Let $f\in C[a,b]$ and $q\in Q_n$ which minimizes $||f-p||^2=\int_a^b(f(x)-p(x))^2\ dx \forall p\in P_n$ . Show that there exists $a<x_0<x_1<\cdots<x_n<b$ such that $f(x_i) = q(x_i), i = 0,\cdots,n$
I'm studying the least squares method and I came upon this question. I think this can be solved in multiple ways but one that involves orthogonal families of polynomials is the way my teacher wants.
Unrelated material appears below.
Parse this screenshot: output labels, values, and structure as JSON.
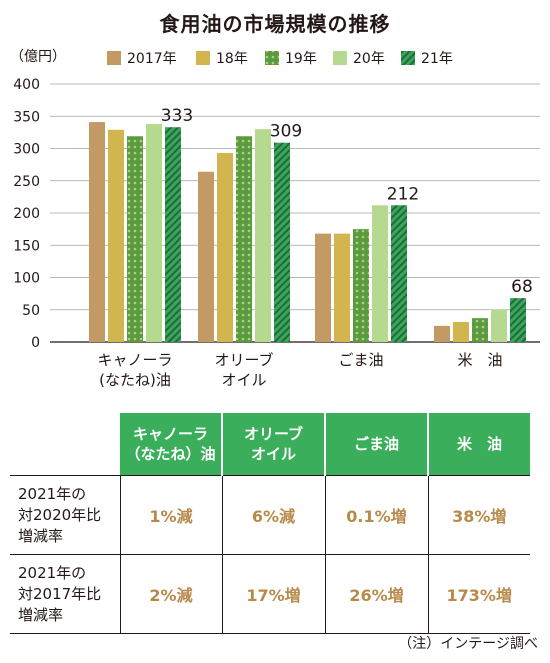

I have no idea on how to solve it.
Representing $p(x) = c_0 + c_1x + \cdots + c_nx^n$ and $\textbf{c} = (c_0, \cdots, c_n)$, we can express \begin{align*} \frac{d}{d\textbf{c}} \|f - p\|^2 &= -2 \int_a^b(f(x) - p(x)) \begin{pmatrix} 1 \\ x \\ \vdots \\ x^n \end{pmatrix} dx \overset{\text{set}}{=} 0 \\ \frac{d}{d\textbf{c}d\textbf{c}^\intercal} \|f - p\|^2 &= 2 \int_a^b\begin{pmatrix} 1 \\ x \\ \vdots \\ x^n \end{pmatrix}\begin{pmatrix} 1 \\ x \\ \vdots \\ x^n \end{pmatrix}^\intercal dx \succ 0 \end{align*} Since the Hessian is positive-definite everywhere, the solution, $q$, to the vector of first-derivatives is a unique global minimum. This implies that \begin{align*} \int_{a}^{b}(f(x) - q(x)) x^k = 0 \end{align*} for all $k = 0, \cdots, n$. By the Intermediate Value theorem, there exists a $x_k \in (a, b)$ such that \begin{align*} (f(x_k) - q(x_k))x_k^k(b-a) = \int_{a}^{b}(f(x) - q(x)) x^k = 0 \implies f(x_k) = q(x_k) \end{align*} And since $\{1, \cdots, x^n\}$ are linearly independent, these $\{x_k\}$ will all be distinct as well.